- It is impossible to reason with someone who doesn't understand computers.
- The most delectable-looking dessert recipes on Pinterest always turn out to be written in Polish.
- You can go to Trader Joe's on a Sunday or you can keep your sanity.
- The people who design those impossibly detailed Jack-o-lantern patterns are sadists.
- Benedict Cumberbatch is never going to fall in love with me.
Tomorrow we are having our circuit-breaker box replaced, which doesn't seem to fit in neatly with the list above, except that it is true and it IS inconvenient. There's nothing like spending a metric ton of money and getting a permit from the city and a fire department inspection just to maintain the status quo. It's not like our electricity is malfunctioning. It works fine, except for the one outlet that trips the breaker if we try to plug the vaccuum cleaner into it.
The electricity project, by the way, has nothing to do with my facebook page drama from yesterday, in which I called 911 on the men who showed up at our house, claiming they were there to work on the gutters. I was at work, but Grace called me to tell me that she was home alone and there were three strange men on the roof so I called Jon and he hadn't hired anyone to work on the gutters, so I freaked out and called 911. And then the police came and the gutter men had an actual work order and it turned out that our painting contractor from LAST YEAR sent them, which he neglected to tell us. So that was lovely and everybody was mad at me for not intuiting the situation.

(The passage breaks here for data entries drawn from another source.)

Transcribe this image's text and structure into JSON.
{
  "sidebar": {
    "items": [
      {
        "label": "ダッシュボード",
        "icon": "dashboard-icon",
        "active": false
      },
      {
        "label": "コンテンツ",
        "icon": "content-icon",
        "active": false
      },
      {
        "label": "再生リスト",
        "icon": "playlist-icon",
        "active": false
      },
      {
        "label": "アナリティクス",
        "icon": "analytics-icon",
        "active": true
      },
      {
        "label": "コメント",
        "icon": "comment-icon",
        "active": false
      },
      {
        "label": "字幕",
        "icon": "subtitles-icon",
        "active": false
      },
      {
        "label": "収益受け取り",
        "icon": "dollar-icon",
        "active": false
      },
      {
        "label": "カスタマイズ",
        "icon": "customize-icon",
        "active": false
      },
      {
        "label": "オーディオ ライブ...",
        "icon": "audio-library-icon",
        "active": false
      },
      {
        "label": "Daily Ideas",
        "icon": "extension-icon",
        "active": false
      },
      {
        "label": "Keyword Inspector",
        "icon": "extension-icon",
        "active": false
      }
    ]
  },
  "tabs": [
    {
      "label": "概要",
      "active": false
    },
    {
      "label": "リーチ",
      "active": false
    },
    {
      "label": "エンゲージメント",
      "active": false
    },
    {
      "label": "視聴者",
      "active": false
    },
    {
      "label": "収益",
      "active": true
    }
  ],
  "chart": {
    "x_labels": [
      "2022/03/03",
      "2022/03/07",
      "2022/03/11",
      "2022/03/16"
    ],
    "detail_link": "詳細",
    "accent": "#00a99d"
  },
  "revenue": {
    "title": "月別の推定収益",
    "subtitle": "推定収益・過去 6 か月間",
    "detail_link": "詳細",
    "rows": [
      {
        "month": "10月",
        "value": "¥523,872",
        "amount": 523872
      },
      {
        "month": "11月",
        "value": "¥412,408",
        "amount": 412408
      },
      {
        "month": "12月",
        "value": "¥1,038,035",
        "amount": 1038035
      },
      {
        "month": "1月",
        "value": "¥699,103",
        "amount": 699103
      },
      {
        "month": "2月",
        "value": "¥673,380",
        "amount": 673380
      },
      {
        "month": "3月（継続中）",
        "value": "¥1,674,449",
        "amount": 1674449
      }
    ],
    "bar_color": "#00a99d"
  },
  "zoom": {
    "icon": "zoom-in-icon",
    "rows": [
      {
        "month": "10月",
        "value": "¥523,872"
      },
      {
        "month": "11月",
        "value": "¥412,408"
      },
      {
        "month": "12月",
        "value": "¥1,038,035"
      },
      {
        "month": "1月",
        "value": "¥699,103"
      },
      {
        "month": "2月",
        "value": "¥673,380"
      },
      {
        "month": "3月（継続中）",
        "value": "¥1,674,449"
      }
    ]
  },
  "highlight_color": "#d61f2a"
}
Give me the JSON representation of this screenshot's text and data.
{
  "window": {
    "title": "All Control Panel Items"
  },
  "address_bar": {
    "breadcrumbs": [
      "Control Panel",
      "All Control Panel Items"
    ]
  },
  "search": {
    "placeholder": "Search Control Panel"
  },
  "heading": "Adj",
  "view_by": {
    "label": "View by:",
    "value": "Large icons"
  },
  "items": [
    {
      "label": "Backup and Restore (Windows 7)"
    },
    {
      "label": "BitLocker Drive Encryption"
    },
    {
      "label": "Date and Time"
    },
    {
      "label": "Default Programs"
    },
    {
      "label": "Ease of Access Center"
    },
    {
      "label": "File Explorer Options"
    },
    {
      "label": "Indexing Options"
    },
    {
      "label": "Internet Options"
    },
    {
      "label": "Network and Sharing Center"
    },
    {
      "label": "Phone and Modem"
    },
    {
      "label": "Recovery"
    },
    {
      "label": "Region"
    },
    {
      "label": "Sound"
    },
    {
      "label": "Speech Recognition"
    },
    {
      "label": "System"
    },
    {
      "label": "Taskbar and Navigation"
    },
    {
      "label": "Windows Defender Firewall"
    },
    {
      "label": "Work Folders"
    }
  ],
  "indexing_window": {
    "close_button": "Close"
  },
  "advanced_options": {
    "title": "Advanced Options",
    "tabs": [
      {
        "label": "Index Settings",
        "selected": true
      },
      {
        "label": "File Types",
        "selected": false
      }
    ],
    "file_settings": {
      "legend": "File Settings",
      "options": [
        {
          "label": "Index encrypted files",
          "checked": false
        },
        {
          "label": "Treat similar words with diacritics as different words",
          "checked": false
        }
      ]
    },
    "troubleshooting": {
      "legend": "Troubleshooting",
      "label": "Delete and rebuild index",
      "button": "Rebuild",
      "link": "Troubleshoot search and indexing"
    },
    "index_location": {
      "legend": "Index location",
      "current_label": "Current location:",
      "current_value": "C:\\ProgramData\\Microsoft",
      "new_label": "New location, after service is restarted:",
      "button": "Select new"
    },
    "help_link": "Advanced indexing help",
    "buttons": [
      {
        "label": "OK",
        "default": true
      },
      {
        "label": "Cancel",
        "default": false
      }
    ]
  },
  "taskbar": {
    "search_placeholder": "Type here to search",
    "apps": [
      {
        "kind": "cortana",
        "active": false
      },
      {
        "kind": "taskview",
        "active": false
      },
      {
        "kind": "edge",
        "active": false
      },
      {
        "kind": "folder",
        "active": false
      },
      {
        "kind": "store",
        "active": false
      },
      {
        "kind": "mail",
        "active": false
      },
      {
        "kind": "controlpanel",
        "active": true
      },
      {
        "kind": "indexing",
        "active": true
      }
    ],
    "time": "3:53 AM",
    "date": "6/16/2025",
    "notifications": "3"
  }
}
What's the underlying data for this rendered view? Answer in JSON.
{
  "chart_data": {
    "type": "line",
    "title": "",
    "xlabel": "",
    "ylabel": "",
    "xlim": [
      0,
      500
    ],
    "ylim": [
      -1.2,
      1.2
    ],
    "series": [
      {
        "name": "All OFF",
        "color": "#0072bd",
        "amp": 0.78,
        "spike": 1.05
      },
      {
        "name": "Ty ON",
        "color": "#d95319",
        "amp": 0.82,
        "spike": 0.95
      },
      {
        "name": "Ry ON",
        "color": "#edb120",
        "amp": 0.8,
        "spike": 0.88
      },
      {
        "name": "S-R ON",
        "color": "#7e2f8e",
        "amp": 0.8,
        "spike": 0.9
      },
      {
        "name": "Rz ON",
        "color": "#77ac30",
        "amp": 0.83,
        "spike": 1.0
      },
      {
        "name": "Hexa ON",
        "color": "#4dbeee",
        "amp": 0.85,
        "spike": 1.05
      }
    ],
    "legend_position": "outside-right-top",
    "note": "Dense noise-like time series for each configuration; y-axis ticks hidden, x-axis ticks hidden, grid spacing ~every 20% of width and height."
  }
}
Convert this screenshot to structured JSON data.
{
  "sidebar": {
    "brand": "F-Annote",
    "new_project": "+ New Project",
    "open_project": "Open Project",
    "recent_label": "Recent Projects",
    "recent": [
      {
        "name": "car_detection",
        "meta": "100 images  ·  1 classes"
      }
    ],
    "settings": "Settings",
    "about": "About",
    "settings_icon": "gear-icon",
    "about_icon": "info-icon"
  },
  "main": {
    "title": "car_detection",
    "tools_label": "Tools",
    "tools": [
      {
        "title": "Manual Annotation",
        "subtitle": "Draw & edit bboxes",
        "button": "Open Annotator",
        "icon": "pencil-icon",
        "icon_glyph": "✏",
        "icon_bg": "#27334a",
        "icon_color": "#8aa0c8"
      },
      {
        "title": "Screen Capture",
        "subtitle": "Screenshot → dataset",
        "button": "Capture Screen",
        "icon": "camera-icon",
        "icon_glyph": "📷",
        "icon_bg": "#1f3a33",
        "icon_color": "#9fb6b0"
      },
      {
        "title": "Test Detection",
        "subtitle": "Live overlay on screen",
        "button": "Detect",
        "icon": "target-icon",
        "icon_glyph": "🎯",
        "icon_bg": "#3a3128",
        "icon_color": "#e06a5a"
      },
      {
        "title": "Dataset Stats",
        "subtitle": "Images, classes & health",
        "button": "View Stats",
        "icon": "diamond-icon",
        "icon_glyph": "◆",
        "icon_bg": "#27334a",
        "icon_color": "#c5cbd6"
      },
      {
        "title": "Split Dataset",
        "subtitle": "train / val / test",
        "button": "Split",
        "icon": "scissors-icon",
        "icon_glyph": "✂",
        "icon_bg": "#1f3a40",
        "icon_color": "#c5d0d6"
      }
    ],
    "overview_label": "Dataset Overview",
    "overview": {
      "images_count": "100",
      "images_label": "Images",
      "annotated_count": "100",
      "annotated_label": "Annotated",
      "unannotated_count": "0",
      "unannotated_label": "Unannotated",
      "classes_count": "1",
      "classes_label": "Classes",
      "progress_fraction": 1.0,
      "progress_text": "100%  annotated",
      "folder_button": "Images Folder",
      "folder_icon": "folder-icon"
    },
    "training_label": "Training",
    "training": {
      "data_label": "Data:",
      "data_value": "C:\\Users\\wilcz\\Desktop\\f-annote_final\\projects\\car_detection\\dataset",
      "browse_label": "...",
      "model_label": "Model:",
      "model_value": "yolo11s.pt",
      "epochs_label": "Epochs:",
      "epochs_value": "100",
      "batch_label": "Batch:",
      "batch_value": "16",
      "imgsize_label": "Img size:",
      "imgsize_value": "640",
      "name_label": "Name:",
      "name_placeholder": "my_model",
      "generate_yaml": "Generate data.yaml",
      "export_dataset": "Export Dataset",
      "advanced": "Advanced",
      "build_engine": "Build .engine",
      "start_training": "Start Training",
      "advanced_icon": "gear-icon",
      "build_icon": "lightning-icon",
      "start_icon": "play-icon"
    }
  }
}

I regret the misunderstanding, but it really was not my fault. I assumed the gutter guys were running some sort of scam--claiming we'd hired them and then forcing us to pay or something like that, like those guys who won't take no for an answer when they want to shovel your driveway or rake your leaves. I once had a terrifying encounter with a deranged man who tried to kill my sister and me with a shovel because we refused to hire him, so I think I had a legitimate reason to call for assistance.